At Waynflete we have always tried to do both. We want to prepare you for success in college and the fast changing world you will encounter thereafter, but we also want to prepare you to be agents of change.

That is why your teachers emphasize thinking critically and creatively in every class as well as mastering content. We want you to be thinkers.

That is why we support you in doing community service. We strive to cultivate an ethic of caring participation in the world. We want you to be doers.

That is why we work at offering you interesting classes and give you as much choice as possible over what you study. We want you to be engaged learners and know how to take charge of your own education.

That is why we engage you in difficult conversations about pressing social issues. We want you to be aware of what is going on around you and give you opportunities to practice articulating your own ideas and experiences and learning from those of your teachers and peers.

That is why we don’t have bells and why I wait for your attention at assembly rather than yell for it. We want you to pay attention and be ready to do what needs to be done.

That is why we put so much trust in you and expect you live up to it. The world needs responsible, aware, and self-governing citizens.

It’s really good that we focus as a school on both preparing you to thrive in a fast changing world and to be agents of change because there is a lot about our world that needs changing. In fact, improving the world was on the mind of our head of school, Geoff Wagg, when the faculty gathered two weeks ago in this room for the first faculty meeting of the year.
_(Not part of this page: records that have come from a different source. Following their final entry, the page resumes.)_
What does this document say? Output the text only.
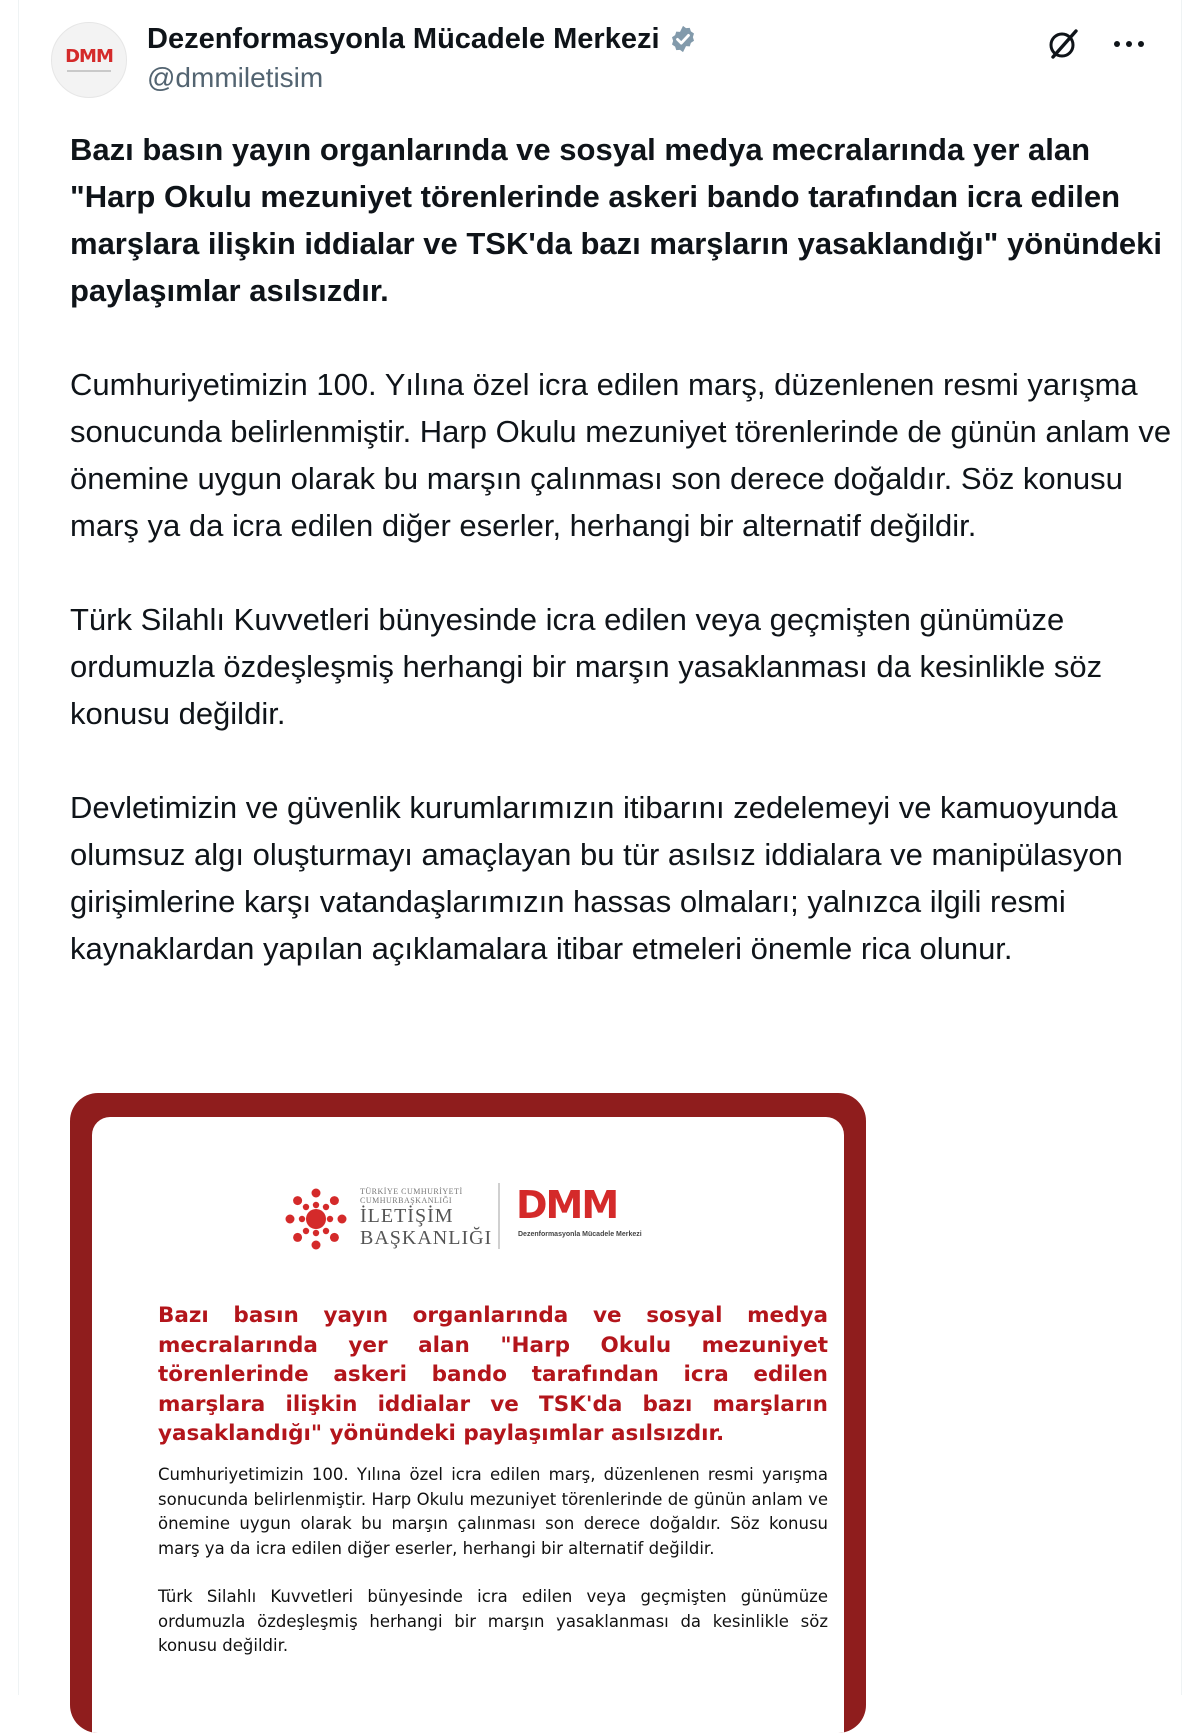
DMM
Dezenformasyonla Mücadele Merkezi
@dmmiletisim

Bazı basın yayın organlarında ve sosyal medya mecralarında yer alan "Harp Okulu mezuniyet törenlerinde askeri bando tarafından icra edilen marşlara ilişkin iddialar ve TSK'da bazı marşların yasaklandığı" yönündeki paylaşımlar asılsızdır.

Cumhuriyetimizin 100. Yılına özel icra edilen marş, düzenlenen resmi yarışma sonucunda belirlenmiştir. Harp Okulu mezuniyet törenlerinde de günün anlam ve önemine uygun olarak bu marşın çalınması son derece doğaldır. Söz konusu marş ya da icra edilen diğer eserler, herhangi bir alternatif değildir.

Türk Silahlı Kuvvetleri bünyesinde icra edilen veya geçmişten günümüze ordumuzla özdeşleşmiş herhangi bir marşın yasaklanması da kesinlikle söz konusu değildir.

Devletimizin ve güvenlik kurumlarımızın itibarını zedelemeyi ve kamuoyunda olumsuz algı oluşturmayı amaçlayan bu tür asılsız iddialara ve manipülasyon girişimlerine karşı vatandaşlarımızın hassas olmaları; yalnızca ilgili resmi kaynaklardan yapılan açıklamalara itibar etmeleri önemle rica olunur.

TÜRKİYE CUMHURİYETİ
CUMHURBAŞKANLIĞI
İLETİŞİM
BAŞKANLIĞI
DMM
Dezenformasyonla Mücadele Merkezi
Bazı basın yayın organlarında ve sosyal medya mecralarında yer alan "Harp Okulu mezuniyet törenlerinde askeri bando tarafından icra edilen marşlara ilişkin iddialar ve TSK'da bazı marşların yasaklandığı" yönündeki paylaşımlar asılsızdır.

Cumhuriyetimizin 100. Yılına özel icra edilen marş, düzenlenen resmi yarışma sonucunda belirlenmiştir. Harp Okulu mezuniyet törenlerinde de günün anlam ve önemine uygun olarak bu marşın çalınması son derece doğaldır. Söz konusu marş ya da icra edilen diğer eserler, herhangi bir alternatif değildir.

Türk Silahlı Kuvvetleri bünyesinde icra edilen veya geçmişten günümüze ordumuzla özdeşleşmiş herhangi bir marşın yasaklanması da kesinlikle söz konusu değildir.
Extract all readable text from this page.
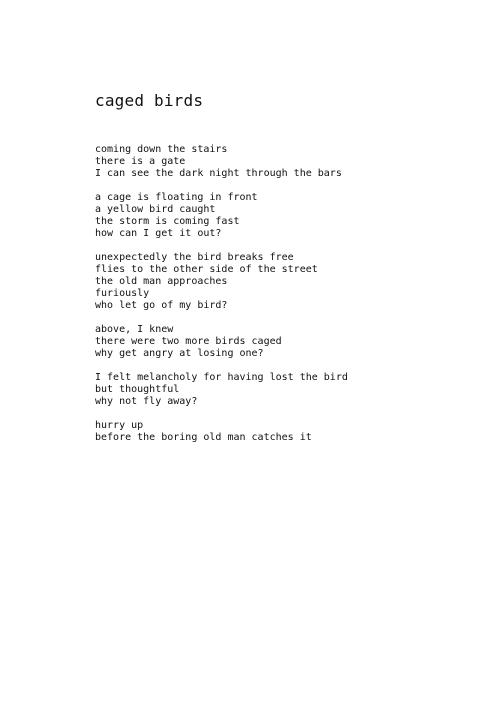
caged birds
coming down the stairs
there is a gate
I can see the dark night through the bars
a cage is floating in front
a yellow bird caught
the storm is coming fast
how can I get it out?
unexpectedly the bird breaks free
flies to the other side of the street
the old man approaches
furiously
who let go of my bird?
above, I knew
there were two more birds caged
why get angry at losing one?
I felt melancholy for having lost the bird
but thoughtful
why not fly away?
hurry up
before the boring old man catches it
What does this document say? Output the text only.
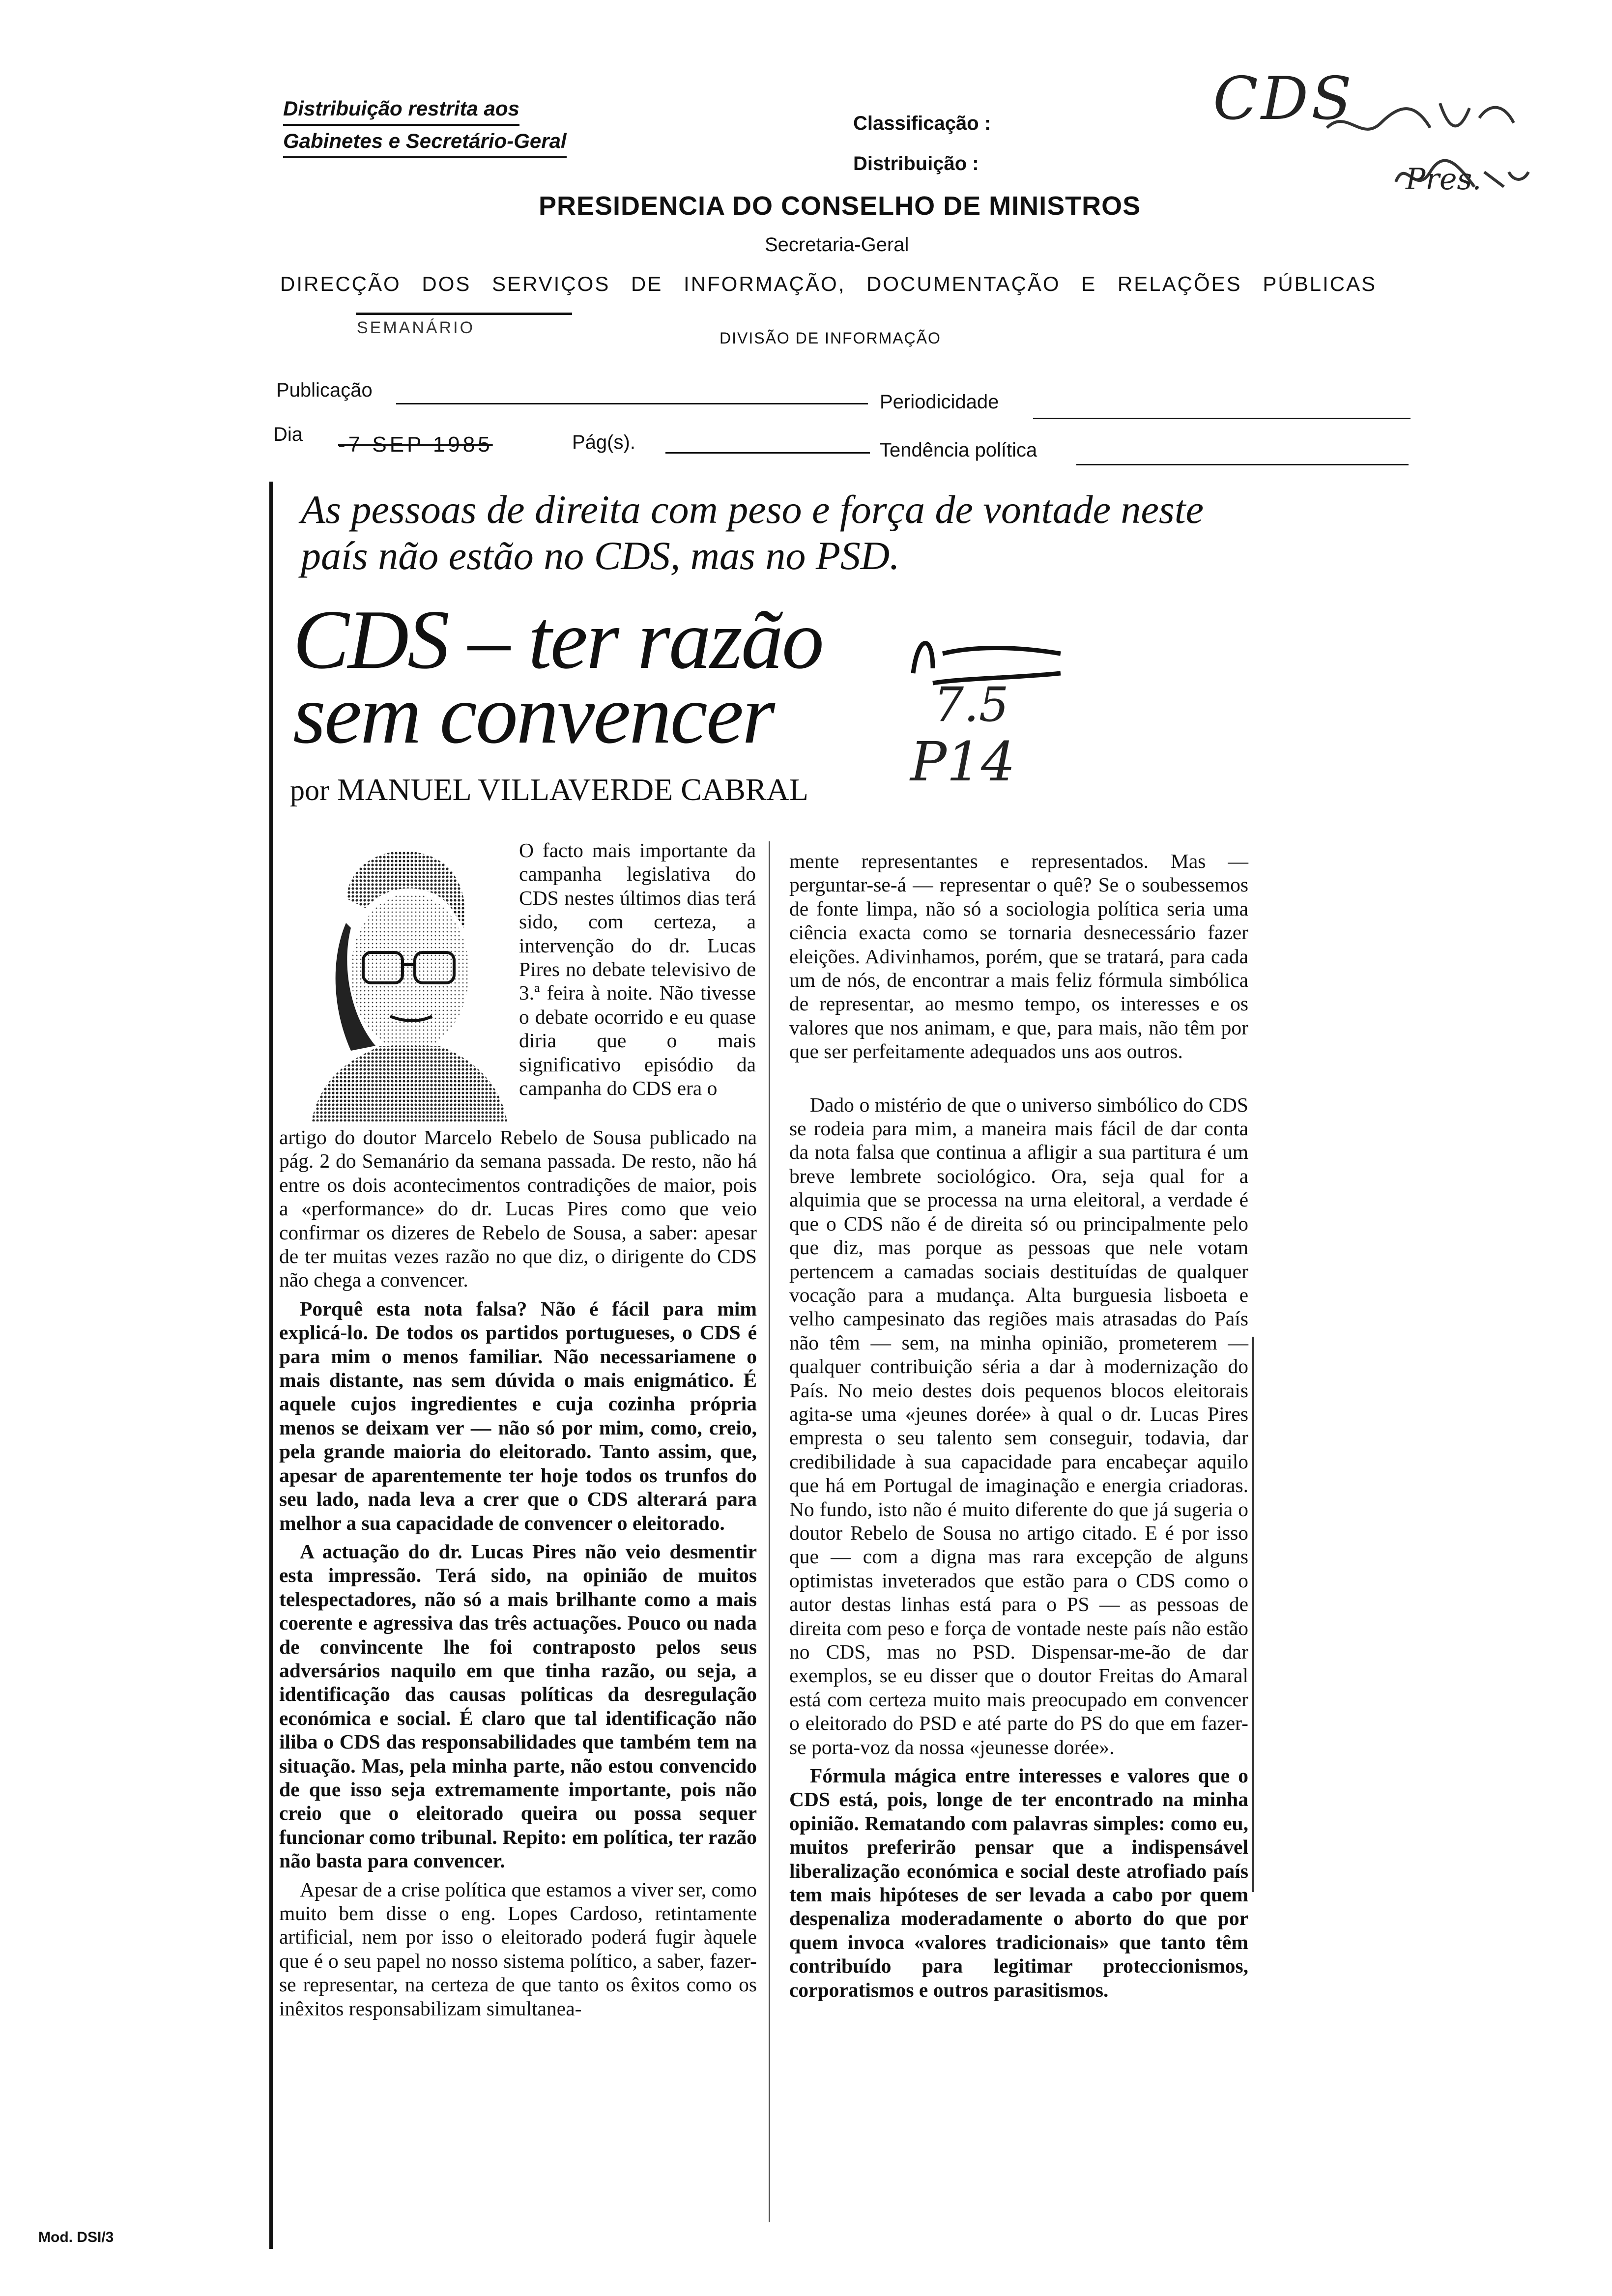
Distribuição restrita aos
Gabinetes e Secretário-Geral
Classificação :
Distribuição :
PRESIDENCIA DO CONSELHO DE MINISTROS
Secretaria-Geral
DIRECÇÃO DOS SERVIÇOS DE INFORMAÇÃO, DOCUMENTAÇÃO E RELAÇÕES PÚBLICAS
SEMANÁRIO
DIVISÃO DE INFORMAÇÃO
Publicação
Periodicidade
Dia -7 SEP 1985	Pág(s).	Tendência política
CDS
Pres.
7.5
P14
As pessoas de direita com peso e força de vontade neste país não estão no CDS, mas no PSD.
CDS – ter razão
sem convencer
por MANUEL VILLAVERDE CABRAL

O facto mais importante da campanha legislativa do CDS nestes últimos dias terá sido, com certeza, a intervenção do dr. Lucas Pires no debate televisivo de 3.ª feira à noite. Não tivesse o debate ocorrido e eu quase diria que o mais significativo episódio da campanha do CDS era o

artigo do doutor Marcelo Rebelo de Sousa publicado na pág. 2 do Semanário da semana passada. De resto, não há entre os dois acontecimentos contradições de maior, pois a «performance» do dr. Lucas Pires como que veio confirmar os dizeres de Rebelo de Sousa, a saber: apesar de ter muitas vezes razão no que diz, o dirigente do CDS não chega a convencer.

Porquê esta nota falsa? Não é fácil para mim explicá-lo. De todos os partidos portugueses, o CDS é para mim o menos familiar. Não necessariamene o mais distante, nas sem dúvida o mais enigmático. É aquele cujos ingredientes e cuja cozinha própria menos se deixam ver — não só por mim, como, creio, pela grande maioria do eleitorado. Tanto assim, que, apesar de aparentemente ter hoje todos os trunfos do seu lado, nada leva a crer que o CDS alterará para melhor a sua capacidade de convencer o eleitorado.

A actuação do dr. Lucas Pires não veio desmentir esta impressão. Terá sido, na opinião de muitos telespectadores, não só a mais brilhante como a mais coerente e agressiva das três actuações. Pouco ou nada de convincente lhe foi contraposto pelos seus adversários naquilo em que tinha razão, ou seja, a identificação das causas políticas da desregulação económica e social. É claro que tal identificação não iliba o CDS das responsabilidades que também tem na situação. Mas, pela minha parte, não estou convencido de que isso seja extremamente importante, pois não creio que o eleitorado queira ou possa sequer funcionar como tribunal. Repito: em política, ter razão não basta para convencer.

Apesar de a crise política que estamos a viver ser, como muito bem disse o eng. Lopes Cardoso, retintamente artificial, nem por isso o eleitorado poderá fugir àquele que é o seu papel no nosso sistema político, a saber, fazer-se representar, na certeza de que tanto os êxitos como os inêxitos responsabilizam simultanea-

mente representantes e representados. Mas — perguntar-se-á — representar o quê? Se o soubessemos de fonte limpa, não só a sociologia política seria uma ciência exacta como se tornaria desnecessário fazer eleições. Adivinhamos, porém, que se tratará, para cada um de nós, de encontrar a mais feliz fórmula simbólica de representar, ao mesmo tempo, os interesses e os valores que nos animam, e que, para mais, não têm por que ser perfeitamente adequados uns aos outros.

Dado o mistério de que o universo simbólico do CDS se rodeia para mim, a maneira mais fácil de dar conta da nota falsa que continua a afligir a sua partitura é um breve lembrete sociológico. Ora, seja qual for a alquimia que se processa na urna eleitoral, a verdade é que o CDS não é de direita só ou principalmente pelo que diz, mas porque as pessoas que nele votam pertencem a camadas sociais destituídas de qualquer vocação para a mudança. Alta burguesia lisboeta e velho campesinato das regiões mais atrasadas do País não têm — sem, na minha opinião, prometerem — qualquer contribuição séria a dar à modernização do País. No meio destes dois pequenos blocos eleitorais agita-se uma «jeunes dorée» à qual o dr. Lucas Pires empresta o seu talento sem conseguir, todavia, dar credibilidade à sua capacidade para encabeçar aquilo que há em Portugal de imaginação e energia criadoras. No fundo, isto não é muito diferente do que já sugeria o doutor Rebelo de Sousa no artigo citado. E é por isso que — com a digna mas rara excepção de alguns optimistas inveterados que estão para o CDS como o autor destas linhas está para o PS — as pessoas de direita com peso e força de vontade neste país não estão no CDS, mas no PSD. Dispensar-me-ão de dar exemplos, se eu disser que o doutor Freitas do Amaral está com certeza muito mais preocupado em convencer o eleitorado do PSD e até parte do PS do que em fazer-se porta-voz da nossa «jeunesse dorée».

Fórmula mágica entre interesses e valores que o CDS está, pois, longe de ter encontrado na minha opinião. Rematando com palavras simples: como eu, muitos preferirão pensar que a indispensável liberalização económica e social deste atrofiado país tem mais hipóteses de ser levada a cabo por quem despenaliza moderadamente o aborto do que por quem invoca «valores tradicionais» que tanto têm contribuído para legitimar proteccionismos, corporatismos e outros parasitismos.

Mod. DSI/3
He started the meeting by reflecting on the ugly events this summer that took place in Charlottesville, Virginia, events that showcased a deep seated bigotry of the worst kind and a frightening animosity that ultimately spilled into violence.

After reflecting on the events at Charlottesville, Geoff played a video for the faculty that I would like to share with you as well. It is an illustrated version of American poet laureate Maya Angelou, whose picture is projected behind me, reading her poem “Human Family.”

You might remember this poem from an Apple ad during the Olympics last summer. Despite the commercialization of her message, I think Maya Angelou’s voice is one to which we should be listening at a time when Charlottesville can and did happen. Her poem expresses a core value around which healthy communities thrive.

As we start a new school year, we won’t have much of an opportunity to affect what happens going forward in Charlottesville, but we do have complete control over what kind of a community we create together at Waynflete. If you show up everyday and do your part in creating the kind of community in which we all want to live, you will develop a habit and a mindset that you will eventually bring with you into the world beyond Waynflete. As you do that, you will automatically become the agents for positive change that the world so desperately needs and that I know you all can be.

I look forward to our year together. Thank you for listening. Advising in next.